Looking at the global market, similar trends are observable. By the end of 2025, the number of hotels in Choice Hotels' U.S. franchised system was 6,187, a decrease of 141 from the previous year, with total room inventory shrinking by nearly 3%. The group stated in its financial report that the net change in rooms reflects the strategic exit of hotels with lower economic contribution and customer satisfaction, alongside healthy growth and development activities aimed at enhancing system quality and profitability.
Several industry insiders pointed out that beyond the changes in openings and closures, the product mix of leading hotel groups is also undergoing continuous upgrades.
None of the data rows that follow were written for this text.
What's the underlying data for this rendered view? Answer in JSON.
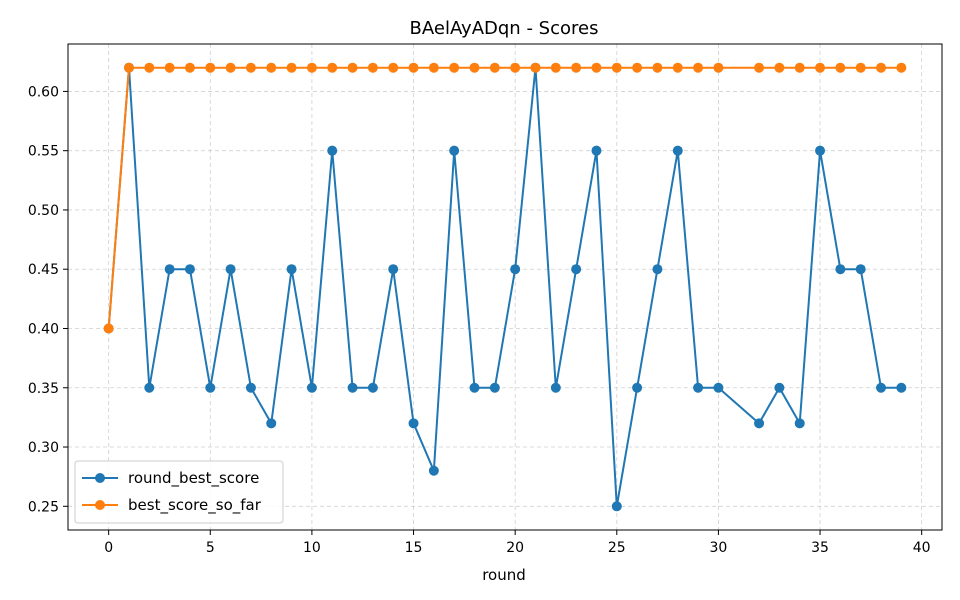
{
  "chart_data": {
    "type": "line",
    "title": "BAelAyADqn - Scores",
    "xlabel": "round",
    "ylabel": "",
    "xlim": [
      -2,
      41
    ],
    "ylim": [
      0.23,
      0.64
    ],
    "xticks": [
      0,
      5,
      10,
      15,
      20,
      25,
      30,
      35,
      40
    ],
    "yticks": [
      0.25,
      0.3,
      0.35,
      0.4,
      0.45,
      0.5,
      0.55,
      0.6
    ],
    "grid": true,
    "legend_position": "lower-left",
    "series": [
      {
        "name": "round_best_score",
        "color": "#1f77b4",
        "points": [
          [
            0,
            0.4
          ],
          [
            1,
            0.62
          ],
          [
            2,
            0.35
          ],
          [
            3,
            0.45
          ],
          [
            4,
            0.45
          ],
          [
            5,
            0.35
          ],
          [
            6,
            0.45
          ],
          [
            7,
            0.35
          ],
          [
            8,
            0.32
          ],
          [
            9,
            0.45
          ],
          [
            10,
            0.35
          ],
          [
            11,
            0.55
          ],
          [
            12,
            0.35
          ],
          [
            13,
            0.35
          ],
          [
            14,
            0.45
          ],
          [
            15,
            0.32
          ],
          [
            16,
            0.28
          ],
          [
            17,
            0.55
          ],
          [
            18,
            0.35
          ],
          [
            19,
            0.35
          ],
          [
            20,
            0.45
          ],
          [
            21,
            0.62
          ],
          [
            22,
            0.35
          ],
          [
            23,
            0.45
          ],
          [
            24,
            0.55
          ],
          [
            25,
            0.25
          ],
          [
            26,
            0.35
          ],
          [
            27,
            0.45
          ],
          [
            28,
            0.55
          ],
          [
            29,
            0.35
          ],
          [
            30,
            0.35
          ],
          [
            32,
            0.32
          ],
          [
            33,
            0.35
          ],
          [
            34,
            0.32
          ],
          [
            35,
            0.55
          ],
          [
            36,
            0.45
          ],
          [
            37,
            0.45
          ],
          [
            38,
            0.35
          ],
          [
            39,
            0.35
          ]
        ]
      },
      {
        "name": "best_score_so_far",
        "color": "#ff7f0e",
        "points": [
          [
            0,
            0.4
          ],
          [
            1,
            0.62
          ],
          [
            2,
            0.62
          ],
          [
            3,
            0.62
          ],
          [
            4,
            0.62
          ],
          [
            5,
            0.62
          ],
          [
            6,
            0.62
          ],
          [
            7,
            0.62
          ],
          [
            8,
            0.62
          ],
          [
            9,
            0.62
          ],
          [
            10,
            0.62
          ],
          [
            11,
            0.62
          ],
          [
            12,
            0.62
          ],
          [
            13,
            0.62
          ],
          [
            14,
            0.62
          ],
          [
            15,
            0.62
          ],
          [
            16,
            0.62
          ],
          [
            17,
            0.62
          ],
          [
            18,
            0.62
          ],
          [
            19,
            0.62
          ],
          [
            20,
            0.62
          ],
          [
            21,
            0.62
          ],
          [
            22,
            0.62
          ],
          [
            23,
            0.62
          ],
          [
            24,
            0.62
          ],
          [
            25,
            0.62
          ],
          [
            26,
            0.62
          ],
          [
            27,
            0.62
          ],
          [
            28,
            0.62
          ],
          [
            29,
            0.62
          ],
          [
            30,
            0.62
          ],
          [
            32,
            0.62
          ],
          [
            33,
            0.62
          ],
          [
            34,
            0.62
          ],
          [
            35,
            0.62
          ],
          [
            36,
            0.62
          ],
          [
            37,
            0.62
          ],
          [
            38,
            0.62
          ],
          [
            39,
            0.62
          ]
        ]
      }
    ]
  }
}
By the end of 2025, BTG Hotels had opened 430 new mid-to-high-end hotels; the proportion of rooms in this segment increased to 42.3%, while their revenue contribution climbed to 60.6%. BTG Hotels indicated that the benefits of its supply-side structural optimization are steadily being realized, with scaled profit delivery achieved through its mid-to-high-end products, effectively translating product strength into brand loyalty and repeat business.
Jinjiang Hotels reported that its mid-scale hotel portfolio reached 8,876 properties, accounting for 62.81% of its total, with 960,400 rooms representing 70.02% of its room count. H World Group achieved a 17.6% growth in the number of its mid-to-high-end properties. Within this segment, its IntercityHotel brand surpassed 100 properties within three years, and its Crystal brand exceeded 300 properties.
An Industrial Securities research report mentioned that, in terms of the operational domestic hotel structure by the end of last year, economy, mid-scale, and mid-to-high-end/luxury hotels accounted for 47%, 43%, and 10% respectively, with the share of mid-to-high-end hotels steadily increasing. "Hotels across all tiers have their space for existence and development, with their supply-demand dynamics determined by the available supply and the demand from their corresponding consumer segments," Zhao Huangyan stated.
Yuan Xueya added that the aforementioned product iteration is partly a passive response to balance rental costs and partly a result of competitive dynamics among the groups. Notably, the new generation of economy hotels, which form the foundation of China's hotel industry, are presenting a completely new image. Information provided by BTG Hotels shows that by the end of 2025, its Home Inn 3.0 and newer products accounted for 81.5% of the brand's portfolio, enhancing product consistency. Specifically, the Home Inn 4.0 product opened 174 new properties in 2025, with a pipeline of 257 hotels, further demonstrating its market potential.
H World Group's HanTing brand, with 359,475 rooms, ranked as the largest hotel brand globally by scale. Its Hi Inn and Hello Hotel brands have leveraged technology to enhance operational efficiency and guest experience. For instance, its unmanned check-in kiosks have been deployed in over 2,500 hotels, enabling check-in in as little as 10 seconds; Tencent AI in-stay services are available in over 3,200 hotels; and its digital GOP cost management product covers 7,763 properties.
"Product iteration is an issue that should be taken seriously in every era. Product structure adjustments must align with changing consumer preferences at each stage, ensuring brand competitiveness within its segment while meeting market demand. Domestic hotel groups can achieve synchronized iteration and upgrade across their brand portfolios. There is significant room for optimization in economy products. In an era of thin margins, economy hotels should focus on adjusting spatial layouts and prioritizing revenue per square meter," Xia Zifan concluded.